La commissione giudicatrice non ha ritenuto di proporre al sindaco nessuno dei cinque aspiranti.

Fumata nera per il super dirigente a Seregno, tutti “bocciati” i candidati
Seregnese, 21 Febbraio 2019 ore 12:45

Fumata nera per il super dirigente di Seregno, dopo i colloqui “bocciati” i cinque candidati.

Nessun candidato supera l’orale

Sorpresa nel procedimento per la selezione del super dirigente voluto dal sindaco, Alberto Rossi. La commissione giudicatrice, presieduta dal segretario comunale Mario Spoto, non ha ritenuto di proporre al primo cittadino una rosa di candidati a cui poter conferire il prestigioso incarico, con funzioni assimilabili a quelle del direttore generale.

Cinque candidati al colloquio

I colloqui si sono svolti a Palazzo Landriani lo scorso venerdì, 15 febbraio. Cinque gli aspiranti dirigenti ascoltati dalla commissione giudicatrice, dopo una selezione iniziale su trentuno partecipanti al concorso di cui ventisette ammissibili. Fra i candidati c’era anche una dipendente comunale nonché cognata del presidente del Consiglio comunale.

Le roventi polemiche in Consiglio

L’intera procedura era stata fortemente contestata in Consiglio comunale dalle minoranze, in particolare dal capogruppo di Forza Italia, Ilaria Cerqua. Oggetto di dibattito in aula i criteri di selezione, l’indennità personale al dirigente ma anche la mancata mappatura del procedimento nel piano anticorruzione.

L’ordine del giorno delle minoranze

Con un ordine del giorno in Consiglio, bocciato dalla maggioranza, le minoranze avevano anche chiesto al segretario comunale di rinunciare al ruolo di presidente della commissione giudicatrice “per questioni di opportunità e trasparenza” dopo le precedenti rinunce dell’ex segretario comunale e di un dirigente della Provincia di Monza e Brianza.

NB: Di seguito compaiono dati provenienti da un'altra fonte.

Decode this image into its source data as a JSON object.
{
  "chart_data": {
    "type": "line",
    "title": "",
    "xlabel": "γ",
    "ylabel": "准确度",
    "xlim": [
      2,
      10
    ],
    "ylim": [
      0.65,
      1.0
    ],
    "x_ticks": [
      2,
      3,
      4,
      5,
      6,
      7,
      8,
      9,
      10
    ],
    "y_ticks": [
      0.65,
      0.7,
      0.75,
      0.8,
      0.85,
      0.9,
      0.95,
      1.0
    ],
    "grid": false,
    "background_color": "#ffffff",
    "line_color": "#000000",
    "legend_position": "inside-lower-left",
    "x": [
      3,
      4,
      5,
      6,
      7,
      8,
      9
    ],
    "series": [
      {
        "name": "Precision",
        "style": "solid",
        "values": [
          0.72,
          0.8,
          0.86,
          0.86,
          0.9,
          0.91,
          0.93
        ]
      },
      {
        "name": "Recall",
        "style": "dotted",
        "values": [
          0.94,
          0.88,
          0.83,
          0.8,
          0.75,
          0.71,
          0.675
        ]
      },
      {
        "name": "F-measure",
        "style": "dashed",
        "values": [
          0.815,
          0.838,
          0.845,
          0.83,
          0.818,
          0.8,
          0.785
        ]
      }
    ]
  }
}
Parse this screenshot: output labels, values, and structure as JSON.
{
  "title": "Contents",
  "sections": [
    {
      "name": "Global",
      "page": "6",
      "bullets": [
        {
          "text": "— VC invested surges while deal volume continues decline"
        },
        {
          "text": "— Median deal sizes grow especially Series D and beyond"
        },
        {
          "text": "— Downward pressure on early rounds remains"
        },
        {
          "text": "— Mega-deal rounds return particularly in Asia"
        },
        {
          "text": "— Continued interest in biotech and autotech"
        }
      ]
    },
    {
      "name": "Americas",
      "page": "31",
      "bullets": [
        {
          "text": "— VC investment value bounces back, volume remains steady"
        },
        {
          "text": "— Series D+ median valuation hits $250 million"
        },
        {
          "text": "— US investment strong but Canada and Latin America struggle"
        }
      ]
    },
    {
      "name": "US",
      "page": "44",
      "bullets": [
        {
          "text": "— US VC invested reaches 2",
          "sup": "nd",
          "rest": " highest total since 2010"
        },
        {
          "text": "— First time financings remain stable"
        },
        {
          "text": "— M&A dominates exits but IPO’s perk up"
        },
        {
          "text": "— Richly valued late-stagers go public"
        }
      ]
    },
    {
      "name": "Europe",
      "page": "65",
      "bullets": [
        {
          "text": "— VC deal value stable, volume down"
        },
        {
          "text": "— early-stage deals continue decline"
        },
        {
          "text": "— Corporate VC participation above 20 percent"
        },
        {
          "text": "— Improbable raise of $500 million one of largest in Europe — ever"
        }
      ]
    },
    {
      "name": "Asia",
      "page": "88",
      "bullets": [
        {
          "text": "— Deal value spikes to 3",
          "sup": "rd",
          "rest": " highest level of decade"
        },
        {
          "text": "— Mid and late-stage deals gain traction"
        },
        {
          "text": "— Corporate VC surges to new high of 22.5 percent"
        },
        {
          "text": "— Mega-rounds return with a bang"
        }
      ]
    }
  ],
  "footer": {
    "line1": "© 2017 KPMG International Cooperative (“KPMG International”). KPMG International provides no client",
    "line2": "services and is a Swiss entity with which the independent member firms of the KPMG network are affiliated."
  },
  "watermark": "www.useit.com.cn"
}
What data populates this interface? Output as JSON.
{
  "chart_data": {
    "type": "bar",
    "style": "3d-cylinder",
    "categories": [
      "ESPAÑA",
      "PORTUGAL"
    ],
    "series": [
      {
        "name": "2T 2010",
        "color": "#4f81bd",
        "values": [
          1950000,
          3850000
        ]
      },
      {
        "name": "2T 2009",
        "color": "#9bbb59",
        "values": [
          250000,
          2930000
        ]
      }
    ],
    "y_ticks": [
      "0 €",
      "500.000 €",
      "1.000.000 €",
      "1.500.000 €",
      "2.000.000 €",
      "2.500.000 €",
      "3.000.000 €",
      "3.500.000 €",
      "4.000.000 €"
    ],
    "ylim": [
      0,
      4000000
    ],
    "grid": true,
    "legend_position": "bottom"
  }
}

Interviene Ilaria Cerqua di Forza Italia

“Sin dall’inizio siamo stati contrari sotto il profilo politico e abbiamo contestato la poca trasparenza e l’illegittimità della procedura per i criteri di ammissione – dichiara Ilaria Cerqua, Forza Italia – Con la valutazione della commissione sul rush finale si determina il medesimo effetto, dal punto di vista pratico, dell’annullamento della procedura che noi chiedevamo. Auspichiamo che le stesse risorse possano essere utilizzate per l’assunzione di personale della Polizia Locale, vista la situazione di necessità in materia di sicurezza”.